TAKALAR, 25 Agustus 2025 – Warga Desa Laikang secara tegas menolak rencana pembangunan Kawasan Industri Takalar setelah audit sosial mengungkap minimnya transparansi. Forum warga bertajuk “Diseminasi Riset Audit Sosial Kawasan Industri Takalar” ini digelar Transparency International Indonesia bersama PB HIPERMATA di PPLH Puntondo Desa Laikang Kabupaten Takalar.
Audit sosial dengan metode Citizen Score Card (CSC) melibatkan warga dari Desa Laikang. Hasilnya, masyarakat sejak awal hanya diberi informasi soal pabrik jagung dan rumput laut. Namun data audit menemukan agenda lebih besar: smelter nikel dan perakitan mobil listrik.
Ketua Umum PB HIPERMATA, Muhammad Nasrum, S.Kel, menegaskan bahwa audit sosial ini adalah upaya agar suara warga benar-benar diperhitungkan. “Kami tidak akan menutup suara jika sudah ada data di tangan. Audit sosial ini adalah cara kami memastikan bahwa suara warga terdengar dan punya dasar untuk diperjuangkan. Kami ingin pembangunan di Takalar tidak mengorbankan masyarakat pesisir,” ujarnya.
Fakta tersebut akhirnya diakui oleh Bappeda Takalar di tengah forum. Pengakuan itu seketika disambut reaksi keras warga yang bersahut-sahutan, “Nah kan!”, menandakan kecurigaan mereka selama ini terbukti benar.
Suara penolakan paling lantang datang dari kelompok pemuda. Siswanto, salah satu perwakilan, menuturkan kekecewaannya karena sejak awal warga hanya dijanjikan industri pangan. “Yang dibahas hanya pabrik jagung dan rumput laut, tapi nyatanya banyak pabrik lain termasuk smelter dan mobil listrik. Maka dari itu kami tegas menolak pembangunan kawasan industri di desa kami,” katanya.
Sementara itu, pejabat pemerintah yang hadir memberikan pandangan beragam. Kabid Sarana dan Prasarana Perindustrian Takalar menilai masyarakat seharusnya melihat dari dua sisi. “Jangan hanya melirik dampak sosialnya saja, dampak ekonomi juga penting untuk kita perhatikan. Namun perlu kita ketahui bahwa pemerintah hanyalah pekerja teknis,” ujarnya.

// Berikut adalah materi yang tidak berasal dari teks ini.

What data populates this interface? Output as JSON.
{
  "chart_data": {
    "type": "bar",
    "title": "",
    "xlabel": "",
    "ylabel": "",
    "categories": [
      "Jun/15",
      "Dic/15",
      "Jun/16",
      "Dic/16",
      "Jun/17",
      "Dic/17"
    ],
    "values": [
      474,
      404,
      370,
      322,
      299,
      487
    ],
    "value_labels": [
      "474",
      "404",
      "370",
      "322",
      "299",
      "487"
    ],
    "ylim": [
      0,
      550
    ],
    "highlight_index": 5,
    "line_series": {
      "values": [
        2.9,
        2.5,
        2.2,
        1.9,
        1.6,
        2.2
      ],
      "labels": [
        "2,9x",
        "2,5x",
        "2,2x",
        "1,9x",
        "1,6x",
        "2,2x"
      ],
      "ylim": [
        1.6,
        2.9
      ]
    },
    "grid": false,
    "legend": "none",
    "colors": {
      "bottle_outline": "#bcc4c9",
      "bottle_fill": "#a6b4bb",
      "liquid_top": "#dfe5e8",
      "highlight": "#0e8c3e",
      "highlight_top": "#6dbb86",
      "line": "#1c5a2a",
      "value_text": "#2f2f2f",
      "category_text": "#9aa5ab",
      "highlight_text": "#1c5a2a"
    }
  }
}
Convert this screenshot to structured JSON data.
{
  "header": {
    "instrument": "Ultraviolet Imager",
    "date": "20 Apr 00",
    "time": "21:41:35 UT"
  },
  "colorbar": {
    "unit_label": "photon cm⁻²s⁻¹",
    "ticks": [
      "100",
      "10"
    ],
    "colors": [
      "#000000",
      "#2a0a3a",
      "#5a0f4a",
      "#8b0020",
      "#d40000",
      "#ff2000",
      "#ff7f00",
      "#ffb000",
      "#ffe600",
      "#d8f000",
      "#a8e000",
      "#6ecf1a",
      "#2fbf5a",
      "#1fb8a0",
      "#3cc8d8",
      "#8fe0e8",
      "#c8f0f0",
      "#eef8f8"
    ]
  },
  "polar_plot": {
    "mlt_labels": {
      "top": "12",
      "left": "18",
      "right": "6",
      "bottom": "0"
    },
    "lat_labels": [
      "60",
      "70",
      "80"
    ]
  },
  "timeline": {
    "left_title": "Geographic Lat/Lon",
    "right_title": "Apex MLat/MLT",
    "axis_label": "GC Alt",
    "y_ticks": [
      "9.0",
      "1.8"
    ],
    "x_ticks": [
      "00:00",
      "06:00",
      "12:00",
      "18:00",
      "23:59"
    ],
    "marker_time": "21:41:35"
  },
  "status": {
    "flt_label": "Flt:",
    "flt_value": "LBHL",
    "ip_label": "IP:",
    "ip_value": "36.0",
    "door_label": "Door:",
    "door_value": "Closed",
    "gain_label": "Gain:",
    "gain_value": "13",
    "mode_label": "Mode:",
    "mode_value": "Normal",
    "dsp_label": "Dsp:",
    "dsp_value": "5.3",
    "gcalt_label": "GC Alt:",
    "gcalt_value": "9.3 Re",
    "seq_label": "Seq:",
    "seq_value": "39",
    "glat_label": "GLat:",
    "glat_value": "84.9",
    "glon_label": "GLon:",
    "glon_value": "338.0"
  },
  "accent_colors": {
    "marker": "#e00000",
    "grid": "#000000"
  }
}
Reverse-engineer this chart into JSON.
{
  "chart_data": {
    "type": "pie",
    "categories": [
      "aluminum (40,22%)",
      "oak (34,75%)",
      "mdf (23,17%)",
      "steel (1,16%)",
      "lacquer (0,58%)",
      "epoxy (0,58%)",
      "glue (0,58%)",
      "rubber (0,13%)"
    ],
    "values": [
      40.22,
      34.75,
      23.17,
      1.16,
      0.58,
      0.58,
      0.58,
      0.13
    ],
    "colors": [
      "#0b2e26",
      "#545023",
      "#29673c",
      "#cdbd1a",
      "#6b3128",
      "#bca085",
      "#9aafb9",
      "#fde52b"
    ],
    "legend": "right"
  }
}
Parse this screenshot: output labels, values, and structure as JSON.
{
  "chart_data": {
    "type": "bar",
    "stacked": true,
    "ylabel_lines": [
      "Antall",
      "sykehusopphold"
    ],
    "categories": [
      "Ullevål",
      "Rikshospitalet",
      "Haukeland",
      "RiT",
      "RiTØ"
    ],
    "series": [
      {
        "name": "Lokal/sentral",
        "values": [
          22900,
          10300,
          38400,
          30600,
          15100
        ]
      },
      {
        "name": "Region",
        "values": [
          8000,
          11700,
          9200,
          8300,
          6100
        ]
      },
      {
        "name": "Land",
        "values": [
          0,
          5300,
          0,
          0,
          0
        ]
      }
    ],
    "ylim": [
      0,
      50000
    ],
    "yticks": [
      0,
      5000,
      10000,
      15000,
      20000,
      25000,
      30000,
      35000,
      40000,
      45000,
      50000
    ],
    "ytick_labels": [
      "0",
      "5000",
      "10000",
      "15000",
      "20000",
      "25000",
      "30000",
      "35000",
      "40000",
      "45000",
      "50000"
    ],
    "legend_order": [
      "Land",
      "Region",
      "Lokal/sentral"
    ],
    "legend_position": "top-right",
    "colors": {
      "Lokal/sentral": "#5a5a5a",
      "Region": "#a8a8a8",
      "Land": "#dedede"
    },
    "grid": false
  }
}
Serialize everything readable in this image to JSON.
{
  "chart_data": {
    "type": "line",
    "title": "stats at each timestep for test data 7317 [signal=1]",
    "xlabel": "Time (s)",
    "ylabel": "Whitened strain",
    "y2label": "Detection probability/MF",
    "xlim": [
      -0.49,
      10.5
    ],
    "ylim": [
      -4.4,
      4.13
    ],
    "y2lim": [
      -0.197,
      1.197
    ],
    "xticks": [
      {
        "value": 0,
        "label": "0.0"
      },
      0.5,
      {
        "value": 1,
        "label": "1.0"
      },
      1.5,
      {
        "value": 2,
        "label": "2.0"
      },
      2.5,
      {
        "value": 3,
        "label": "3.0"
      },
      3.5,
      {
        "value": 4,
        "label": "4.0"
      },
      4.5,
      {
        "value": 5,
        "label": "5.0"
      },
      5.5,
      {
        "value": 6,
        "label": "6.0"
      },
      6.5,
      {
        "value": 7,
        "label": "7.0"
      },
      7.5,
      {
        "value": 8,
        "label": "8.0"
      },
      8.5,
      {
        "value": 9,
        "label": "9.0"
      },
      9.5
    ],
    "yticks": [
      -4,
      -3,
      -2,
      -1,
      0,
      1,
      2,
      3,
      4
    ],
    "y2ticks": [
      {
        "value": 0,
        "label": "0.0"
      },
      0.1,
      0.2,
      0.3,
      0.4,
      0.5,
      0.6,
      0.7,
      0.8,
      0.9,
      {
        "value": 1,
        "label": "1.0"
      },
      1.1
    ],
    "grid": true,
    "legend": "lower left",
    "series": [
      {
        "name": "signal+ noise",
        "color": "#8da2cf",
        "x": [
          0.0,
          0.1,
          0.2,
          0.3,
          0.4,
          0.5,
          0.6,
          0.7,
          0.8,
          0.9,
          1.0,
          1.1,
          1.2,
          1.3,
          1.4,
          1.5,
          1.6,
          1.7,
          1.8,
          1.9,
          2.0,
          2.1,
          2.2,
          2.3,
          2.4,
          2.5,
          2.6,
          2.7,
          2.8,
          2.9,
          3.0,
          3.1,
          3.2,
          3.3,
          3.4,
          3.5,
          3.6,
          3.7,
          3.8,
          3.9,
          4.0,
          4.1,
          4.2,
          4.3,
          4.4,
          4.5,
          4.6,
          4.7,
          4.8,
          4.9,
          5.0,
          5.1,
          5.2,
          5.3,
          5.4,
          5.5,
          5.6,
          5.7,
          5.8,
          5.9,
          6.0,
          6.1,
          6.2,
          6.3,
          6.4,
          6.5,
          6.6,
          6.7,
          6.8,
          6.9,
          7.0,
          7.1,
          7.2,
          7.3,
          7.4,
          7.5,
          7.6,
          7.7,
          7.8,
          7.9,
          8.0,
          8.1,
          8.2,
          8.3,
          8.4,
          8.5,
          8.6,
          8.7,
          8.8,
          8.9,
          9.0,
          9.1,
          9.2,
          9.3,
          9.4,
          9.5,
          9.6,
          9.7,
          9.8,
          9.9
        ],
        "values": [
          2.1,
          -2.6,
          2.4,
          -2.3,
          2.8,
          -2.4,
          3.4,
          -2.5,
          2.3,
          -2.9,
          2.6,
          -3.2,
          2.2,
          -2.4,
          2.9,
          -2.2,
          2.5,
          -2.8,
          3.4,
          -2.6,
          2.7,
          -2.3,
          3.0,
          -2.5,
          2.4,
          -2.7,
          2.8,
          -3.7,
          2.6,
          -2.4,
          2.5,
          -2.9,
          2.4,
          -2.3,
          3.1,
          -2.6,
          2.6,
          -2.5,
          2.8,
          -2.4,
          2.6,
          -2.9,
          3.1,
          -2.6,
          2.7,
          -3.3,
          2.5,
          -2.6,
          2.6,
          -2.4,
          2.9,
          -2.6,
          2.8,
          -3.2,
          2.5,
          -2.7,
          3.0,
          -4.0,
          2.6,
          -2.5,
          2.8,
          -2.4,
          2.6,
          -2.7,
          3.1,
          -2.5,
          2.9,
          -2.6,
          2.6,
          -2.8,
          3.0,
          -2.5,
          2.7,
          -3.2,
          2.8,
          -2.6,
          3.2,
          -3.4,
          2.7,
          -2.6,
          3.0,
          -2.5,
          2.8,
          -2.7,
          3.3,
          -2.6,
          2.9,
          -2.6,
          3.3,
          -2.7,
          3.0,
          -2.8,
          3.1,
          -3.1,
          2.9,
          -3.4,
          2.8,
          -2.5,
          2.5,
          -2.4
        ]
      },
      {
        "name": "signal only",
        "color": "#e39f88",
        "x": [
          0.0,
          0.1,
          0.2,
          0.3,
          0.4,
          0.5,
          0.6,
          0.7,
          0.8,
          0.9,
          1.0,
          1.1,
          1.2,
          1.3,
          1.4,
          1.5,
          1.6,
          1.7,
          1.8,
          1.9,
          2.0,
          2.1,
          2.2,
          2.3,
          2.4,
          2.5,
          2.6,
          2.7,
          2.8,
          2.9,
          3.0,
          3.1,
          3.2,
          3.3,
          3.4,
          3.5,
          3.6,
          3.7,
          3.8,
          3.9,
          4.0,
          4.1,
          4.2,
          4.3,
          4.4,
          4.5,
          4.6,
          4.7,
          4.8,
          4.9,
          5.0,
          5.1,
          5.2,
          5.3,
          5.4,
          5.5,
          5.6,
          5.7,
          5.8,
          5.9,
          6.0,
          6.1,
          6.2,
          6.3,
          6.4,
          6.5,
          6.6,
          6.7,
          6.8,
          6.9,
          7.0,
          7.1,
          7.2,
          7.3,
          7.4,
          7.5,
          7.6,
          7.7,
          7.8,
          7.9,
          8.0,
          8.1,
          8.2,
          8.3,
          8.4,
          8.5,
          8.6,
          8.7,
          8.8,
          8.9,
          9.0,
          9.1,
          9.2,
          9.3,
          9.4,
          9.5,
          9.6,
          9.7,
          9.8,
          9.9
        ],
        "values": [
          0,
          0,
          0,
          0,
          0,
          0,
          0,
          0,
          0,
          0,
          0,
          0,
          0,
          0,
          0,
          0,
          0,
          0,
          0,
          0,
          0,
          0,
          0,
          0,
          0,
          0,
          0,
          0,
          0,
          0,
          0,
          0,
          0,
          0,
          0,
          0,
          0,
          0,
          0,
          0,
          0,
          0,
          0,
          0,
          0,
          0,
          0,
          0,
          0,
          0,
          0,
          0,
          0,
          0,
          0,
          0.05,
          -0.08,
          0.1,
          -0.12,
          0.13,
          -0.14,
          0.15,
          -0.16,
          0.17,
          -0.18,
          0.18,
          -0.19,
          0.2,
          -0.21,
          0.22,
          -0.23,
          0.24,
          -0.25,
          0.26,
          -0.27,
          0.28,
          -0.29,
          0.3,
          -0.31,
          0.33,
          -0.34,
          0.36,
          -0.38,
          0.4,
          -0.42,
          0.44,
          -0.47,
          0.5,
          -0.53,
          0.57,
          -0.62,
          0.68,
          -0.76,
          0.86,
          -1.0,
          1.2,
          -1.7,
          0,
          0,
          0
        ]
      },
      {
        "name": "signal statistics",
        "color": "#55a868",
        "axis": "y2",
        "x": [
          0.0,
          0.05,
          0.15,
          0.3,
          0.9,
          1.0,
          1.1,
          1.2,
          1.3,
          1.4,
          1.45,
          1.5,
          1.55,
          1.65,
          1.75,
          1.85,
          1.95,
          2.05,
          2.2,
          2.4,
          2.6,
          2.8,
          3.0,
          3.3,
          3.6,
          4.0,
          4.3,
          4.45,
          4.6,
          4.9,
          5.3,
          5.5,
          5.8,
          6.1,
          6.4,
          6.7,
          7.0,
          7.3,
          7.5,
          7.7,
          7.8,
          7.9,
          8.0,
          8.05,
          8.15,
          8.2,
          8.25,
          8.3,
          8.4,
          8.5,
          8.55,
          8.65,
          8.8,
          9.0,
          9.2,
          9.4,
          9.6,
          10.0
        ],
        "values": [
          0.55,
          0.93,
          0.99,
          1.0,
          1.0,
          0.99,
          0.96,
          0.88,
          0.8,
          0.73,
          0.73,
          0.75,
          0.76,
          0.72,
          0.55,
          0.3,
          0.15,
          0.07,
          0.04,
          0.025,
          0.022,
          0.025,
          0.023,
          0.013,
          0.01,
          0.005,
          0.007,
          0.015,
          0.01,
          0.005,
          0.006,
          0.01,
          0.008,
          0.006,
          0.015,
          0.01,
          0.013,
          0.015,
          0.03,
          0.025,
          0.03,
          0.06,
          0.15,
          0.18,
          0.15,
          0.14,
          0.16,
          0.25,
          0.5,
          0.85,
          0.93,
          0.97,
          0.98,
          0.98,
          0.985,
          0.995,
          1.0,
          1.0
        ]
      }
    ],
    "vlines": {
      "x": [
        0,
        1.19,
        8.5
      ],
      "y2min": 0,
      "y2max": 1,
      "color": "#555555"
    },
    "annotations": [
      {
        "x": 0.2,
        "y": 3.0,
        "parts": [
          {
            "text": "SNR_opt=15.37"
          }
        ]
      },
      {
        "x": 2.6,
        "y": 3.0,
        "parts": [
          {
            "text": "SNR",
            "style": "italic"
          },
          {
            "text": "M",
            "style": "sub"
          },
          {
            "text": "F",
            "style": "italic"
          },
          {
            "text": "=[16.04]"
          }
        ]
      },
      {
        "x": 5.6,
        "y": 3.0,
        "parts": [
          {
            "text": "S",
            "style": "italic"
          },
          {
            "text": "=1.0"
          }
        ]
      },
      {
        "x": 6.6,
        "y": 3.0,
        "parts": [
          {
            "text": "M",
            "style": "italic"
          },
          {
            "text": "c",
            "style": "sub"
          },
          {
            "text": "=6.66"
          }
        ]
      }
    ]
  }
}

Di sisi lain, Kepala Desa Laikang, Nursalim dg Lingka, memilih posisi berhati-hati. “Sebagai kepala desa perlu saya ingatkan bahwa ada batasan-batasan bagi saya dalam isu ini, bukan mendukung, bukan juga menolak. Saya berdiri di tengah-tengah, kita sama-sama cari solusi. Jika saya tidak berpihak pada proyek ini, takutnya saya berpengaruh pada jabatan saya,” tuturnya.
Adapun Kabid Pemberdayaan Nelayan DKP Takalar, Syamsuddin Serang, S.Pi, menekankan pentingnya keseimbangan antara industri dan sektor pesisir. “Jika ada sesuatu yang kita buat harusnya dilanjutkan untuk dilaksanakan secara beriringan agar semuanya jalan, baik industri maupun budidaya rumput laut dan lainnya,” jelasnya.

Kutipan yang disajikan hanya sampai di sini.